I was a collector of photographs for my scientific and archaeological pursuits long before I had any practical acquaintance with the camera.
Reminiscences of Birmingham’s Public Men, June 8, 1907

John Benjamin Stone was born in Aston, the son of a glass manufacturer and was a businessman, philanthropist, magistrate and politician.

As a young man in the 1860s, Stone’s interest in antiquities and the natural and social sciences led him to collect photographs. He also purchased cartes de visite, cabinet prints, stereographs and large format prints from studios at home and abroad.

Stone's considerable income enabled him to travel extensively at a time when foreign travel was still very much the prerogative of the rich. He was in great demand as a lecturer, and began to collect photographs in order to illustrate his lectures and travel books.

He continued to acquire photographs throughout his life, commissioning and purchasing work from commercial photographers, exchanging images with fellow scientists and antiquarians and through the receipt of gifts from colleagues and fellow photographers. Stone stored, catalogued and examined these prints alongside the other objects and artefacts which filled the library at his home, The Grange, in Erdington.

However, frustrated by the fact that he could not always buy the photographs he wanted, he decided to learn to take photographs for himself, employing two men full-time at his house in Erdington to develop and print his plates. Stone was one of the first photographers to switch from wet to dry plates, obviating the need to develop the plates on the spot as soon as they had been exposed.

As an early President of the Birmingham Photographic Society, Stone helped to establish the Warwickshire Photographic Survey, which aimed to record for posterity the country's architectural and historical heritage. The initial deposit was presented to the City in 1892.

Five years later Stone founded the National Photographic Record Association, intended to fulfil a similar function on a national scale. This flourished until 1910 when the lack of government finance and the growth of local societies led to its demise. By then the collection amounted to several thousand prints, almost half of them by Stone, deposited in the British Museum.

The best known of Stone's photographs are probably those portraying rustic characters and ancient customs and festivals, yet these form only a small part of the Sir Benjamin Stone Collection. The Collection comprises individual and group portraits, street scenes, ancient buildings (particularly churches and manor houses) and Royal and Parliamentary occasions.

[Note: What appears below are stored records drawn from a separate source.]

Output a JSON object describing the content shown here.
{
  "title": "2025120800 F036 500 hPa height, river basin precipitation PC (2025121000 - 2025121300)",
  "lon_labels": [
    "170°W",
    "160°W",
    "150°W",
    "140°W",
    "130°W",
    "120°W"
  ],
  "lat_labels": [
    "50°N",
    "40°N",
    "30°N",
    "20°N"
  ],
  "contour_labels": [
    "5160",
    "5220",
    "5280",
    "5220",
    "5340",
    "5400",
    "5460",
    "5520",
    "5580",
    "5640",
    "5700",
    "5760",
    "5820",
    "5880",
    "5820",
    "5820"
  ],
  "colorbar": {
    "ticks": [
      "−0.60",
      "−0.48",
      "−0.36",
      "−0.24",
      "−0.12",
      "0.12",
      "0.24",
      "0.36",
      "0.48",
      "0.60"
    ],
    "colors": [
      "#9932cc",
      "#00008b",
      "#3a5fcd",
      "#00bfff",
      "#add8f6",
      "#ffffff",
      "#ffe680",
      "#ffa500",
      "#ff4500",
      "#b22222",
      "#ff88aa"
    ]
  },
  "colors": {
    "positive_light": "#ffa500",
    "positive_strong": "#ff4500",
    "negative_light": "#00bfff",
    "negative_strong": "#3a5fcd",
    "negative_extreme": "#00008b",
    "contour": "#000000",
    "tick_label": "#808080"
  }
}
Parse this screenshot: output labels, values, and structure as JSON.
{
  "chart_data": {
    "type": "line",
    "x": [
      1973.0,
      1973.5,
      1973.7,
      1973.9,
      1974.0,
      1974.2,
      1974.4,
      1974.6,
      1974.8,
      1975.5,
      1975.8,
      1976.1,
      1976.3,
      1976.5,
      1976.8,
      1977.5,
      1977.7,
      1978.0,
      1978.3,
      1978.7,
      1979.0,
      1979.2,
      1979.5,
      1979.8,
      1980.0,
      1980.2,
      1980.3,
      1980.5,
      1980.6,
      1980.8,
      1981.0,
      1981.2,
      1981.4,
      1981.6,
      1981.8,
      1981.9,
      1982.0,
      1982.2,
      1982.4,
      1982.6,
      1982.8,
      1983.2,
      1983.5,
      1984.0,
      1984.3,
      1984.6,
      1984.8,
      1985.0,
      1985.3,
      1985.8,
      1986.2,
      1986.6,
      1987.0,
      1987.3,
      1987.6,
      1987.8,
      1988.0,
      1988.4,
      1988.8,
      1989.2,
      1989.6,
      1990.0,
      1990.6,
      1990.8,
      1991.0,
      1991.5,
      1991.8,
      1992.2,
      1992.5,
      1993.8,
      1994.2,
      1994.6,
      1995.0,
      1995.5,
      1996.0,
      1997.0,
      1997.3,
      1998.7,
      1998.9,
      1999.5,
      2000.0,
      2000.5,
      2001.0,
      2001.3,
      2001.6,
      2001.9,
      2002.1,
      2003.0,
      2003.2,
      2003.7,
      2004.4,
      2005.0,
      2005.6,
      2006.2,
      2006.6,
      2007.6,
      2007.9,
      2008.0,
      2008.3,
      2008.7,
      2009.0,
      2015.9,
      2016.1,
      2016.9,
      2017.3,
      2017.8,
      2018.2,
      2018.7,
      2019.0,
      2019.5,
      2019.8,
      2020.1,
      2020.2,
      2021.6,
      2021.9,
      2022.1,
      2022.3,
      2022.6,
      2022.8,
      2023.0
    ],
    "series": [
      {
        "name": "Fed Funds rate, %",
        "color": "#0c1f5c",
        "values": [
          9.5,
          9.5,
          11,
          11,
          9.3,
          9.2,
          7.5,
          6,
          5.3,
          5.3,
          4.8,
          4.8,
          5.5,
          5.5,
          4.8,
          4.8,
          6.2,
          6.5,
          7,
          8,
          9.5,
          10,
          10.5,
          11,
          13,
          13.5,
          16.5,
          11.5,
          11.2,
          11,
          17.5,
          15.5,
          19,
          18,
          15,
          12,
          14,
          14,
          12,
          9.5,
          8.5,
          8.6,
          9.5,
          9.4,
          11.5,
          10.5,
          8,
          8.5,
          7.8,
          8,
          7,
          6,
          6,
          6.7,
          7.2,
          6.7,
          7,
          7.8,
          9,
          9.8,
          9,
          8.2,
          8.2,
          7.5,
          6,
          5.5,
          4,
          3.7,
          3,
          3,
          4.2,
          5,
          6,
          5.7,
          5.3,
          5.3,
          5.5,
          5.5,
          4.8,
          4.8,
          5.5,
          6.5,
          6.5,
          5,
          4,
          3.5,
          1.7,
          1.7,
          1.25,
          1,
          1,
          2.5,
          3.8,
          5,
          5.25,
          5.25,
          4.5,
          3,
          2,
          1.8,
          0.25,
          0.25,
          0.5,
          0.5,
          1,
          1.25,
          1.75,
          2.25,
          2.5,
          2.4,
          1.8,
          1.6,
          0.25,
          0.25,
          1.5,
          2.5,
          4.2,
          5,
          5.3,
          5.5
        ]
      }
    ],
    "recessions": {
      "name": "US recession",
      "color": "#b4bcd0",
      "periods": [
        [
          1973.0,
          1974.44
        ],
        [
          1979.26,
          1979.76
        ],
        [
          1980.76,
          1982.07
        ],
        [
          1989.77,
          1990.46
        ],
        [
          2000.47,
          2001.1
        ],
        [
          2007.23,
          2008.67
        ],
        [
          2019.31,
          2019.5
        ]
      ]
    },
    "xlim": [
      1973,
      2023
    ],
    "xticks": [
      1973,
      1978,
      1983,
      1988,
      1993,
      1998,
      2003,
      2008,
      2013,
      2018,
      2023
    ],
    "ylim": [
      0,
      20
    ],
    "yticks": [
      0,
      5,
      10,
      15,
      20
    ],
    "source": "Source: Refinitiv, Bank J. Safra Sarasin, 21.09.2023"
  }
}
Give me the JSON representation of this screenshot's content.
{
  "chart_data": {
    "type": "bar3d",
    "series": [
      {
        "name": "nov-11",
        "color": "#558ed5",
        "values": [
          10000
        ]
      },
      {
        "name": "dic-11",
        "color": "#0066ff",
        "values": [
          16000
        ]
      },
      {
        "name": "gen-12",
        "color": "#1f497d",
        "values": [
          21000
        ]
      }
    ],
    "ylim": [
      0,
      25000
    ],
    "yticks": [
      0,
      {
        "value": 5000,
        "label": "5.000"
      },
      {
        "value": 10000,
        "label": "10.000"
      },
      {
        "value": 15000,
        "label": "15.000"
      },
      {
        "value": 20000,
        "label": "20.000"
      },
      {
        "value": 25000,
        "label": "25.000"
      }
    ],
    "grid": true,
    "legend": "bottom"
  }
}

His position as an MP enabled him to gain entry to places normally forbidden to photographers. He made exhaustive surveys of Windsor Castle and Westminster Abbey. At the Palace of Westminster he photographed not only the buildings but also the staff, the members and distinguished visitors. His crowning honour as an amateur was undoubtedly his appointment in 1910 as official photographer for the Coronation of George V.

Stone recognised early on that photography would be an important tool for recording not just events of historical importance, but also the life of ordinary people through the ages. Photography would, he claimed, 'show those who will follow us, not only our buildings, but our everyday life, our manners and customs.'

Briefly, I have aimed at recording history with the camera, which, I think, is the best way of recording it.